The exhibition proposes a clear thesis: Vasarely was not merely the 'grandfather of Op Art,' that convenient label that turned him into a decorative icon of the sixties and seventies. He was, in reality, a radical visual thinker who transformed geometry into an emotional language and turned science into a poetic tool. His work does not seek to represent the world; it attempts to reprogram our gaze.

Victor Vasarely: Gizeh, 1955-1962 and Tlinko-F 1956-1962.
The exhibition begins with his figurative experiments and early graphic works, where his obsession with structure and formal synthesis is already evident. However, the true conceptual core emerges after his enrollment at the Mühely Academy in Budapest in 1929, considered at the time the Hungarian equivalent of the Bauhaus. There he absorbed the idea of a “total art” based on geometry, functionality, and the integration of disciplines. This training would mark all his subsequent work.
The exhibition aptly highlights how Vasarely understood early on that art and science were not opposing realms, but rather complementary systems. In his own words, both could “form an imaginary construction in harmony with our sensibility and contemporary knowledge.” That phrase runs throughout the retrospective like a programmatic statement.

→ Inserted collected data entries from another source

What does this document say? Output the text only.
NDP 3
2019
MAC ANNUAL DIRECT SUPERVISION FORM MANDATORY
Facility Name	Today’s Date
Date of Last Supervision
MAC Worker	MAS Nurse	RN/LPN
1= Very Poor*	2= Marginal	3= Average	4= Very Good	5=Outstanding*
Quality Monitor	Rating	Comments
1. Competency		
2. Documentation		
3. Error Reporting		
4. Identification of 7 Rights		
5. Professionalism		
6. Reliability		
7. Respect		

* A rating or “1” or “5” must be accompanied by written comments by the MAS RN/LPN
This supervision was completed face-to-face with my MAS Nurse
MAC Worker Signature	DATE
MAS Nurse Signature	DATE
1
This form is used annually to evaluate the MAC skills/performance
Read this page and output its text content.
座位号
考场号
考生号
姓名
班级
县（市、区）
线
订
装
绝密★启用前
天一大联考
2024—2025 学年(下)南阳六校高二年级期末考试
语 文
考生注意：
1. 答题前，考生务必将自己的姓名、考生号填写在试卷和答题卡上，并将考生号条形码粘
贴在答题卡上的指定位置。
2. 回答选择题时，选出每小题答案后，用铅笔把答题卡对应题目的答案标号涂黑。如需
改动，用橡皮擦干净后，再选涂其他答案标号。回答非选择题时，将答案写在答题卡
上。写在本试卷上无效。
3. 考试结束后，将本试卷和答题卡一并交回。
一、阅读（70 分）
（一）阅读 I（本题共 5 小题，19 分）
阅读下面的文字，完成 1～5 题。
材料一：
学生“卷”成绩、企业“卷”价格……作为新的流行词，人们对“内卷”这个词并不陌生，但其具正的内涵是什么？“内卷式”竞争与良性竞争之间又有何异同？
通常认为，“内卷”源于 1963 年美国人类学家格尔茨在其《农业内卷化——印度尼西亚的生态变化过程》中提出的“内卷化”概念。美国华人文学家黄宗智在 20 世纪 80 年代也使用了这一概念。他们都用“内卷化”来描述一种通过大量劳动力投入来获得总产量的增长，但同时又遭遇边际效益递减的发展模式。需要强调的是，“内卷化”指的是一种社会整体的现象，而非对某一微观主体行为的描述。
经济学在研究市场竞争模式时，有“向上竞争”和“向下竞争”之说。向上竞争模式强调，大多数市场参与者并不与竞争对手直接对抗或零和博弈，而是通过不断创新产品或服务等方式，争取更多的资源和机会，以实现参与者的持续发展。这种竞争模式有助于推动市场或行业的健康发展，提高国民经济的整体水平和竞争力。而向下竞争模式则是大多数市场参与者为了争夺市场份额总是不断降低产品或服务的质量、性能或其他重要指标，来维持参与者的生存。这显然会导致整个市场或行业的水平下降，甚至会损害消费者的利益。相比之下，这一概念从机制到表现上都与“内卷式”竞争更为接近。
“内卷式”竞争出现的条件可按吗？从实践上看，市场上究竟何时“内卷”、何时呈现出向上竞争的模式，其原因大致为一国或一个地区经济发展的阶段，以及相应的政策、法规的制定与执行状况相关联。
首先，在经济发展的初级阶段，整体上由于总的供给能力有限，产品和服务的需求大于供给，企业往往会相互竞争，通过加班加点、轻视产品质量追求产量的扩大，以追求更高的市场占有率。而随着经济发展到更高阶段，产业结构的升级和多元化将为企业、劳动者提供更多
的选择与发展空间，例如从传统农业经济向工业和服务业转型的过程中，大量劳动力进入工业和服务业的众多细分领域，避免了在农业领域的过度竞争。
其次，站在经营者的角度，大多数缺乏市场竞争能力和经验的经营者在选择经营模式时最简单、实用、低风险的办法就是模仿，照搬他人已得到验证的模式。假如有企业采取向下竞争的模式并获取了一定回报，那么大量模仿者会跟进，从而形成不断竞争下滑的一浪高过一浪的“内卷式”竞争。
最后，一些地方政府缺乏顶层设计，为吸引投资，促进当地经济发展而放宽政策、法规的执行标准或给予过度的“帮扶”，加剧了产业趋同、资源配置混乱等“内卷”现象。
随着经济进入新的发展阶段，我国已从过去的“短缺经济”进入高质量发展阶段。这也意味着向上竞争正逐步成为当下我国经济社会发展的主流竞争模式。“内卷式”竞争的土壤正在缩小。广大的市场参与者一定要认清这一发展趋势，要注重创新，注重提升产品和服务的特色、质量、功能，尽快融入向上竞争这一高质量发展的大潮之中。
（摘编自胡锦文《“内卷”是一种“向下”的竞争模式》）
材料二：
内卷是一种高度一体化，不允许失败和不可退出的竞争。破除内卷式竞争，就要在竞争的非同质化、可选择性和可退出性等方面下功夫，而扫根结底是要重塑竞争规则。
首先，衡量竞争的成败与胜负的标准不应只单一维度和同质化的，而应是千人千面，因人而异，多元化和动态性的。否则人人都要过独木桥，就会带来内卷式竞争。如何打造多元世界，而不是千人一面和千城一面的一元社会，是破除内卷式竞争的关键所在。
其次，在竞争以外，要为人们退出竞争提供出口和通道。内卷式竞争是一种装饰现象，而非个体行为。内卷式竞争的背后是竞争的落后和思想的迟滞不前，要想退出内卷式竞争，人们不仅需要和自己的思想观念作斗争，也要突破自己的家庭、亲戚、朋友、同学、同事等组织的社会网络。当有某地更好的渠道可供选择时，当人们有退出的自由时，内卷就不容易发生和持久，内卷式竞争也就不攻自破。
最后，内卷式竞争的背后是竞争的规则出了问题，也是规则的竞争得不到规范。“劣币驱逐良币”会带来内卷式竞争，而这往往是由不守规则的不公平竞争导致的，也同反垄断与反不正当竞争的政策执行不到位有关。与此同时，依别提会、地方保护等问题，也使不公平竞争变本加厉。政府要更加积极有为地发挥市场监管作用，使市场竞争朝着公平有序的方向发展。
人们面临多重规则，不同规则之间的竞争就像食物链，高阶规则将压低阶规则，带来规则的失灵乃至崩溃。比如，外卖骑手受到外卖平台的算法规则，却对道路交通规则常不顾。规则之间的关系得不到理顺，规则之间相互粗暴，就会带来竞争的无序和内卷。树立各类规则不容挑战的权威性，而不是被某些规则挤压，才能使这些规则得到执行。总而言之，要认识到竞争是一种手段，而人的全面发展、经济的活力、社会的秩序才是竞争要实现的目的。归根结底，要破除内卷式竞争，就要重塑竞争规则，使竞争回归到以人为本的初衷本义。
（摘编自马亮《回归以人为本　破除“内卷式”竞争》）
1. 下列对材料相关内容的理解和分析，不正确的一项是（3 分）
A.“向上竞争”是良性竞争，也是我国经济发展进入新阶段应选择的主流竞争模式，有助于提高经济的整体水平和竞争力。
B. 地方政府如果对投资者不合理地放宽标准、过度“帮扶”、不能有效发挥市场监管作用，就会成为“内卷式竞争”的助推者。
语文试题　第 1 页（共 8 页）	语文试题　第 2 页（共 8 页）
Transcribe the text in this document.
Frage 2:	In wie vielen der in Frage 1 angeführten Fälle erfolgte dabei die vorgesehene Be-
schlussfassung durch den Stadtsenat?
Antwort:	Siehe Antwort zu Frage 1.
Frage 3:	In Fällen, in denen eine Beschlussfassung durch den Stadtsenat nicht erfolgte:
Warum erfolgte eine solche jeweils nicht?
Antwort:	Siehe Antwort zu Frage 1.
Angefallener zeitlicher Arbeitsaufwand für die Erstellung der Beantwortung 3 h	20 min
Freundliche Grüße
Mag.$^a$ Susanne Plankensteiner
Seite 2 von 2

In contrast to the celebrated optical compositions of the 1960s and 70s—those vibrant grids of squares, circles, and chromatic modules that seem to expand and contract before the viewer—the visitor experiences an ambiguous sensation, somewhere between fascination and disorientation. The surfaces appear to sink, rotate, bulge, or visually collapse. The painting ceases to be a static object and becomes a perceptual event.
What is extraordinary is that, even decades after their creation, these works still seem contemporary. In times dominated by screens, digital interfaces, and algorithmic realities, Vasarely's visual investigations acquire an unexpected relevance. His modular patterns anticipate both digital aesthetics and the mechanisms of visual saturation in contemporary culture. Long before generative design software, Vasarely already conceived of the image as a programmable structure.

Victor Vasarely, Vessant, 1952 and Amir, 1953.
The retrospective also recovers a frequently overlooked dimension: the artist's profound social idealism. Vasarely dreamed of liberating art from the elitist space of the museum and integrating it into architecture, urban planning, and everyday life. He aspired to a democratic, reproducible, and collective art, capable of transforming the modern urban experience. His visual utopia was less about the exclusive object than about expanded design.
In this sense, Vasarely 120 avoids falling into decorative nostalgia and restores intellectual complexity to a body of work often reduced to mere optical illusion. The exhibition demonstrates that behind each chromatic vibration there existed a rigorous, almost mathematical, system of thought, where color, form, and movement functioned as variables in the same perceptual equation.
Veronika Pócs's curatorial work also achieves something rare: showcasing the complete coherence of an artistic career developed over decades without losing conceptual intensity. From exercises linked to the Bauhaus spirit to the monumental optical compositions of his later years, everything seems to stem from a unique and persistent investigation into the infinite possibilities of geometry.